UMBC mourns 'loved' Skalsky Soph guard's death after New Year's Eve party stuns team

January 03, 1996|By Roch Eric Kubatko and Jay Apperson | Roch Eric Kubatko and Jay Apperson,SUN STAFF

UMBC lost a basketball player and honor student when Matt Skalsky died Monday. But Eric Hayes lost a lot more.

Hayes lost a good friend.

The UMBC junior guard, a team captain and Skalsky's roommate, was home in Tampa, Fla., when his father received a call from UMBC basketball coach Tom Sullivan.

"It was shocking," Hayes said yesterday. "I kind of broke down, but my mom helped me through the day until I got back to the airport. When I got here is when I felt it a lot, especially going back to my apartment and unlocking the door and seeing his stuff, his jacket, and knowing he wasn't coming back."

They shared the same major -- computer information systems -- and many of the same interests, including music and video games. They even went Christmas shopping together.

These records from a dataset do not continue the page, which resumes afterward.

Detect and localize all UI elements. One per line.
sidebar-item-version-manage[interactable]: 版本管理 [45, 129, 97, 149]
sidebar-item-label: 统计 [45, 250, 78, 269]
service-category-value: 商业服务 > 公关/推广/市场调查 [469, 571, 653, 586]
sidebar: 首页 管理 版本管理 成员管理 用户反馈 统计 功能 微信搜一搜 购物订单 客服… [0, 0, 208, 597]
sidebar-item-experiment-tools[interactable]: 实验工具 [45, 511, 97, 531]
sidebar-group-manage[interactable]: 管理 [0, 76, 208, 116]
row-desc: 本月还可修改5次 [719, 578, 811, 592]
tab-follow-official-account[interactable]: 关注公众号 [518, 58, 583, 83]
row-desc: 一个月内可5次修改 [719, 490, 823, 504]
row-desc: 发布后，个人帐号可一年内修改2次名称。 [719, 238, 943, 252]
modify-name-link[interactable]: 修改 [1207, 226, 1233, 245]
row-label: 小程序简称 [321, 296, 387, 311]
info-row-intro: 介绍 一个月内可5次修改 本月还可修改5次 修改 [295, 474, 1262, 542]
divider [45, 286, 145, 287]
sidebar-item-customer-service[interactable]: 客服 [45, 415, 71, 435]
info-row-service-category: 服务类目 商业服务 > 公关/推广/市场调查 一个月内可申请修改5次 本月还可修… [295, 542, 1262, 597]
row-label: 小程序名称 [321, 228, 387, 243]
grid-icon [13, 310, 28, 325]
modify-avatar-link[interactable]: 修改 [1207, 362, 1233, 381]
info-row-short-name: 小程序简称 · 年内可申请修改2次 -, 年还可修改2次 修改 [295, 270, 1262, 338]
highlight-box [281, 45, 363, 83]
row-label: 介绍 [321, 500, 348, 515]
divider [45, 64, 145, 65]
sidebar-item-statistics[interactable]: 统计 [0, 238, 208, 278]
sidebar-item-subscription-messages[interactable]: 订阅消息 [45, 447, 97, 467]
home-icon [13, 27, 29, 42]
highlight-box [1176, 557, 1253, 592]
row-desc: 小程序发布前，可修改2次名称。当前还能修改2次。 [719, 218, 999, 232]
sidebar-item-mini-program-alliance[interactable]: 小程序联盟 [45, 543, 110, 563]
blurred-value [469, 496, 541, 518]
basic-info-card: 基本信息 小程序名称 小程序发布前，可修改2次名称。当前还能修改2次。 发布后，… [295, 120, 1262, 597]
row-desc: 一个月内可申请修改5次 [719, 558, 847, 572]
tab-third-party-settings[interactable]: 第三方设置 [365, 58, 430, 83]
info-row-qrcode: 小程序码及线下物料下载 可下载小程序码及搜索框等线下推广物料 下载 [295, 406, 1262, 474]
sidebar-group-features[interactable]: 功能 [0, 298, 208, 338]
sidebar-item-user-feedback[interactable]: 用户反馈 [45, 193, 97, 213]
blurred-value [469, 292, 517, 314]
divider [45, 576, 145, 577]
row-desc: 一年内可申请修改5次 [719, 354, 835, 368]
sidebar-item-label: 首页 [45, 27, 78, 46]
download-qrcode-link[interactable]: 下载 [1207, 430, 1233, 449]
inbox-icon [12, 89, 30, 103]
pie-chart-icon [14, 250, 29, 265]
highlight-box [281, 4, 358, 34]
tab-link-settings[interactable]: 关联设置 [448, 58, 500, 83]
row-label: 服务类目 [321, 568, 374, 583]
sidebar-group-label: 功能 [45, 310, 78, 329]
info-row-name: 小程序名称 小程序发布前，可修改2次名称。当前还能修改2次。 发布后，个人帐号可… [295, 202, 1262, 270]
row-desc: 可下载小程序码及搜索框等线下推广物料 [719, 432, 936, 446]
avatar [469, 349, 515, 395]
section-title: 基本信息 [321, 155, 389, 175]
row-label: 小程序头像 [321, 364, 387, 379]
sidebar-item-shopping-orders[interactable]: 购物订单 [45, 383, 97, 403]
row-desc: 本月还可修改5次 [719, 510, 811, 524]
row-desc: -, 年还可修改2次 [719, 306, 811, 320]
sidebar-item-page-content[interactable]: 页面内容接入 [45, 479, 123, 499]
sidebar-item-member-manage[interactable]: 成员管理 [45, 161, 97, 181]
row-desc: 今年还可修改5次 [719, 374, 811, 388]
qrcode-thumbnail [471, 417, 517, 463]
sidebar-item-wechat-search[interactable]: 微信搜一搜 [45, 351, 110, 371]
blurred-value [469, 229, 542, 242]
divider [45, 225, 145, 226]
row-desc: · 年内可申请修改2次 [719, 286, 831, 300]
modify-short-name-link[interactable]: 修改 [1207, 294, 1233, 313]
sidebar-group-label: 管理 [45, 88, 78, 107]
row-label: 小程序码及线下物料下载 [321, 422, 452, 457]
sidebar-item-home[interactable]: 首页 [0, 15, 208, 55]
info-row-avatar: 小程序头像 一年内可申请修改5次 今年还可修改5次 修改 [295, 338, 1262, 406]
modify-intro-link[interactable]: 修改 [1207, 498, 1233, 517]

"I spent probably 80 percent of my day with Matt," Hayes said.

Skalsky, 19, died Monday morning after a New Year's Eve party in Darnestown in Montgomery County.

Preliminary autopsy reports did not pinpoint a cause of death, but medical examiners said Skalsky, a 6-foot-5 sophomore guard, did not die from a slight head wound he suffered at the party, police said yesterday.

Police were expecting further autopsy results -- including toxicology tests, which will determine whether Skalsky had been drinking -- within a week.

At a news conference yesterday at the university fieldhouse, Sullivan spoke of how sports can teach people about life, but not much about death.

"I don't think anything in my recollections of coaching has been as tragic to me as this event, especially when it occurs during the holiday season," a somber Sullivan said. "He was a well-loved individual. . . . Team members are very shaken."

Police said Skalsky was attending a party at a house in the 15600 block of Haddonfield Way in Darnestown when he became involved in a shoving match with another person about 1 a.m. Monday.

At some point -- police don't know whether it was before or after the fight -- he fell and injured his head outside the house. Emergency medical workers took him to Shady Grove Adventist Hospital, where he later died.

Cpl. Courtney McFee, a spokeswoman for Montgomery County police, said officers were called to the party to investigate the injury and reports of underage drinking. She said police interviewed the 12 to 15 people who remained at the party, and were planning to interview others.

A team spokesman confirmed that one other UMBC player, sophomore Tony Mensah of North Potomac, was at the party, but no other details were available. Mensah didn't attend yesterday's practice and referred requests for comment to school officials.

Hayes said Skalsky wasn't one to be involved in fights. "He was always easygoing," Hayes said. "He liked to play basketball and he liked to listen to music."

UMBC players had returned Friday from their game at Florida State the previous night. They were given the weekend off, and Skalsky remained on campus rather than visiting his parents in East Lansing, Mich., where he had spent the Christmas holiday.

His parents were unavailable for comment yesterday. James Heos, a lawyer and family friend who was taking calls at their East Lansing home, said Mr. and Mrs. Skalsky were eager to learn the circumstances of their son's death.

"They're not holding up too well," he said. "We've heard a million different versions. All we know is there was a tremendous lapse between the time that he had been [sitting] somewhere and the time somebody thought something was wrong with him and called 911. When paramedics got there, he was dead."

Heos said the parents had last talked to their son on Saturday, when he called to say he had gotten a 4.0 grade-point average for the semester. They were concerned that he had a cold.

Skalsky had played in nine of UMBC's 10 games this season, averaging 4.9 points. He appeared in 11 games last season before being sidelined with a stress fracture in his right foot. He also was a member of the baseball team and an honor student whose hobbies included painting and drawing.

Susan Kitchen, UMBC's vice president for student affairs, said reports of alcohol use at the party hadn't been confirmed and "to speculate at this point would be unfair."

Funeral arrangements were incomplete. A memorial service is planned for sometime next week at the university. The team will wear a uniform patch in Skalsky's honor.

Charles Brown, UMBC's athletic director, said the team is hoping to attend the funeral in Michigan.

The Retrievers, 1-9 and in the midst of a seven-game losing streak, are scheduled to play Winthrop at home Saturday afternoon. Tomorrow night's home game against Liberty was postponed until Jan. 10.

"It's been a very hard last two days," Brown said. "There's no set way of dealing with something like this. You just take it day by day and let the wounds heal."